To run the application and deploy it on EC2 instance, here are the next few steps:

  1. SSH into your ec2 instance and clone this repository.
  2. Set up an elastic IP on the AWS dashboard and assign it to the EC2 instance so that the IP address of the app will remain the same.
  3. Run cd SemanticAnnotationBenchmark/data_labelling_interface
  4. Run pip3 install -r requirements.txt
  5. Run streamlit run app.py
  6. Exit the tmux window and check that your app is now deployed.

This folder also contains the data_scripts/ folder which contains scripts to run postprocessing. Download the latest labels from the s3 bucket and run python3 postprocessing.py --label-filename {label_filename}. This will generate a new csv file called postprocessed_labels.csv. The data_scripts/ folder also contains the eval.py script that runs evaluation of outputs on the benchmarks. To run evaluation, run python3 eval.py --postprocessed-labels {postprocessed_labels.csv} --inference-outputs {outputs.csv} --results {filename to output results to}

GPT Experiments

This folder contains jupyter notebooks based of Github repository of the 'Column Type Annotation using ChatGPT' paper, with modified prompts to experiment performance of predictions without the restriction of classes. To run the experiments, you will first have to set up the conda environment using conda env create -f llm.yml

Predictions were done on both the sotab dataset used in the 'Column Type Annotation using ChatGPT' paper as well as the dataset used for the C2 paper.
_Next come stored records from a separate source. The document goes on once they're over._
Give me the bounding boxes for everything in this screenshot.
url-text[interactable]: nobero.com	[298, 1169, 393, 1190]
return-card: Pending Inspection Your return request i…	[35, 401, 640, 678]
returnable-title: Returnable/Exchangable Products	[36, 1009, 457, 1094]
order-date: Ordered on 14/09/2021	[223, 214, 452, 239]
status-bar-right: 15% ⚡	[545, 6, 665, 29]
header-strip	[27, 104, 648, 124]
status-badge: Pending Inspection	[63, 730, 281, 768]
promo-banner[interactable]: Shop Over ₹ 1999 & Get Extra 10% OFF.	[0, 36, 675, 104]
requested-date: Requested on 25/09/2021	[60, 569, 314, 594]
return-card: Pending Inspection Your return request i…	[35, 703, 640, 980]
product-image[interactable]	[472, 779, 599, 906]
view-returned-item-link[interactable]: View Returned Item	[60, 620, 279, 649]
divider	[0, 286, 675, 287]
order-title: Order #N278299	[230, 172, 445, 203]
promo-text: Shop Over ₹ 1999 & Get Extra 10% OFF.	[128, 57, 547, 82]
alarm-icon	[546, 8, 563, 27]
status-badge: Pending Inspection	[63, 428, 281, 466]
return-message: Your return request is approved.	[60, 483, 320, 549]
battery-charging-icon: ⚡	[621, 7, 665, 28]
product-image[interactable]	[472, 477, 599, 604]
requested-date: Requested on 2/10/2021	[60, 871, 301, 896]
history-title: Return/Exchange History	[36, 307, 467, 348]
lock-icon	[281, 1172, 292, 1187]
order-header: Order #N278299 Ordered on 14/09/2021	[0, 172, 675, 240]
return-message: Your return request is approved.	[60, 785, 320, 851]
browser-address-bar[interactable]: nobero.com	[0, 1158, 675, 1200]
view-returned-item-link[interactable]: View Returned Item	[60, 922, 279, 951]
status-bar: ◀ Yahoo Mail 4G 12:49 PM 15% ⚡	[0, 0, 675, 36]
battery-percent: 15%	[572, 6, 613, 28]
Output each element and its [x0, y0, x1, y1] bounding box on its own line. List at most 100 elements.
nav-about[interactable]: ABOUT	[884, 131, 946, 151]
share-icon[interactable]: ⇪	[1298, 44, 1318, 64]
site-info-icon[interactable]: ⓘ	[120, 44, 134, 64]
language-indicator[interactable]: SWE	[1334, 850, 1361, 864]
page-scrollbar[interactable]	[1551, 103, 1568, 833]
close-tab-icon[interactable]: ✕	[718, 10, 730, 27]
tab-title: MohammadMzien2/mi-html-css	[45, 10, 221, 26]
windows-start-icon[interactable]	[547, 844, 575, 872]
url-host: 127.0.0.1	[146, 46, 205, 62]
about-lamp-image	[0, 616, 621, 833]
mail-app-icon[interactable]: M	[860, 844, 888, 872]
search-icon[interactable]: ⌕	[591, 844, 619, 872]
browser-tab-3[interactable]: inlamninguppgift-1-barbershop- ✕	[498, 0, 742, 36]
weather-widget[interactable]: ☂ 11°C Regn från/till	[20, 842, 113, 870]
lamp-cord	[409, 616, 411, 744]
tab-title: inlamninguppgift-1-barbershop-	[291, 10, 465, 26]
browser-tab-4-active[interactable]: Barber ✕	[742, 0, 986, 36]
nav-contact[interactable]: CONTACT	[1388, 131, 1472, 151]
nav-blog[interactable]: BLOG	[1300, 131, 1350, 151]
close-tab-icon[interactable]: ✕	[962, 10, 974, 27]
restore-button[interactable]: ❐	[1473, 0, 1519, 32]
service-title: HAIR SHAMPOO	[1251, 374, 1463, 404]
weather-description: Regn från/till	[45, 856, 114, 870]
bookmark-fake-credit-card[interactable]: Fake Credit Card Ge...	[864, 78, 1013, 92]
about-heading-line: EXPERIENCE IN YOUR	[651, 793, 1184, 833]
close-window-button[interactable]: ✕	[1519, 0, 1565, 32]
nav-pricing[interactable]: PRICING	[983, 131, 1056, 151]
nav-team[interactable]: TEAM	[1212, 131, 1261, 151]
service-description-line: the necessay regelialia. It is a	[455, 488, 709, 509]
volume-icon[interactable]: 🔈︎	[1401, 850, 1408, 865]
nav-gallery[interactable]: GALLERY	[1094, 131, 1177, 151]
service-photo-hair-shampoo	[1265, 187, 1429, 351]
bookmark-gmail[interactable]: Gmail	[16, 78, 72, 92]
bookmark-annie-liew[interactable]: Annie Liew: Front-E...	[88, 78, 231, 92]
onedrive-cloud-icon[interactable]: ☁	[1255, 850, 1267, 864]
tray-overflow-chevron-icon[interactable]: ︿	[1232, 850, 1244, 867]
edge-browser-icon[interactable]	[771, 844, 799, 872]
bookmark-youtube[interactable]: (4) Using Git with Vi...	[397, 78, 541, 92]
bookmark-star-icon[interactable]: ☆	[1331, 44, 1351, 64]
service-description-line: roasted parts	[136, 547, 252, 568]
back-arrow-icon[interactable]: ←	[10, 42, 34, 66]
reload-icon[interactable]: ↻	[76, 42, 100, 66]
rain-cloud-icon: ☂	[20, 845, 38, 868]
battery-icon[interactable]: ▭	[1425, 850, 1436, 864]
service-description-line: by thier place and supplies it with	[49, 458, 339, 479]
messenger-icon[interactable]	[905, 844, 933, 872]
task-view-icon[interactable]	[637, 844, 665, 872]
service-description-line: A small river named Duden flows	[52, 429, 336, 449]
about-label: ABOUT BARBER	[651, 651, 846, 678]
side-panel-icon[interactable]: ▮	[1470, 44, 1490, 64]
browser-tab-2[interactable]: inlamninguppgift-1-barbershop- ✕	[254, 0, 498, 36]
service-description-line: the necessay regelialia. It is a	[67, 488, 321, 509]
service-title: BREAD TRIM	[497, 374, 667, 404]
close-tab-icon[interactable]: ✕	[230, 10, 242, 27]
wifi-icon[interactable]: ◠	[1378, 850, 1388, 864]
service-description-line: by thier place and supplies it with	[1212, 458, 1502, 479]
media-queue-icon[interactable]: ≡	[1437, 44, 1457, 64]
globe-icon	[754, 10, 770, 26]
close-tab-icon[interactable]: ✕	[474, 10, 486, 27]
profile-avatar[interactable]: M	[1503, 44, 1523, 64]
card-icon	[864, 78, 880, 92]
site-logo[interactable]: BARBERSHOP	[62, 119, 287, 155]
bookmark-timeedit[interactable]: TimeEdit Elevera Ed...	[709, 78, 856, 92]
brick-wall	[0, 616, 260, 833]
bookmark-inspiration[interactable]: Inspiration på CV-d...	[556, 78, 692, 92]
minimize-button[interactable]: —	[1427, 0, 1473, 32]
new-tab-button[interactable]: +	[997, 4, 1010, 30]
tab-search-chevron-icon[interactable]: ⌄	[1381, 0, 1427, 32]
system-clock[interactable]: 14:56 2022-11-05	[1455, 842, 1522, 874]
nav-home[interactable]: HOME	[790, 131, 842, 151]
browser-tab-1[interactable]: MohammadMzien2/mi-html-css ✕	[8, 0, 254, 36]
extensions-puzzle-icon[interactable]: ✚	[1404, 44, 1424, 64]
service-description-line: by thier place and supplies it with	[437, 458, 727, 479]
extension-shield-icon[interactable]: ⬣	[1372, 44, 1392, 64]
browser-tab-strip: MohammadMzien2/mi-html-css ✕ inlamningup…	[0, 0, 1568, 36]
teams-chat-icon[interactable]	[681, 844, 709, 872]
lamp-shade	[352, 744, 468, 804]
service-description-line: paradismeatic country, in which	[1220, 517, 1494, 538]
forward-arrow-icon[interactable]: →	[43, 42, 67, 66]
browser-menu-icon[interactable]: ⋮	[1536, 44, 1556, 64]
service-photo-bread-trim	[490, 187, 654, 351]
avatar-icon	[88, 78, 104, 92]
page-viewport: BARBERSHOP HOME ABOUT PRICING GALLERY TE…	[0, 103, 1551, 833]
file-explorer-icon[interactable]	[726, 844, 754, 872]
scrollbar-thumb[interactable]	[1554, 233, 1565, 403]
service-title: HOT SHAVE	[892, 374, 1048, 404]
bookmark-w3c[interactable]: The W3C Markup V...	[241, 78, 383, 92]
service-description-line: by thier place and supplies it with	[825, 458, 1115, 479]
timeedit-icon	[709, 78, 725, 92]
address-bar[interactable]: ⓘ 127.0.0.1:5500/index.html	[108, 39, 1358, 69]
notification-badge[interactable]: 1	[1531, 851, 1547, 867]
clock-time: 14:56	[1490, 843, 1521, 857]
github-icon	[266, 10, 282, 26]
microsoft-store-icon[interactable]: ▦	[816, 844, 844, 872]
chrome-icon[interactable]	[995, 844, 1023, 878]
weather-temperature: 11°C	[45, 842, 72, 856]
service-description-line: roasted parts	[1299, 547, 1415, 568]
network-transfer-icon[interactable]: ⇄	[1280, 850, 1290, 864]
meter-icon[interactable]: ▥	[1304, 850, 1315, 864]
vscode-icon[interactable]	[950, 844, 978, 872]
  1. Prompt-table-experiments.ipynb

This notebook loads the original sotab data used in the paper and is able to run multiple different prompts templates that we defined. The main new prompt that was tested was the "semantic_concept_template" prompt. It also allows you to change the table format to be column major.

Lastly, the notebook does evaluation. There is a modified evaluation method that uses bertscore to find the closest match between the predicted open-world concept by GPT and the ground truth defined classes. This creates a csv file in the predictions folder and an additional human evaluated step is required to analyze if the match is accurate.

  1. Prompt-table-experiments-c2.ipynb

This notebook loads c2 data and is able to run and evaluate different prompt templates, similar to the other notebook.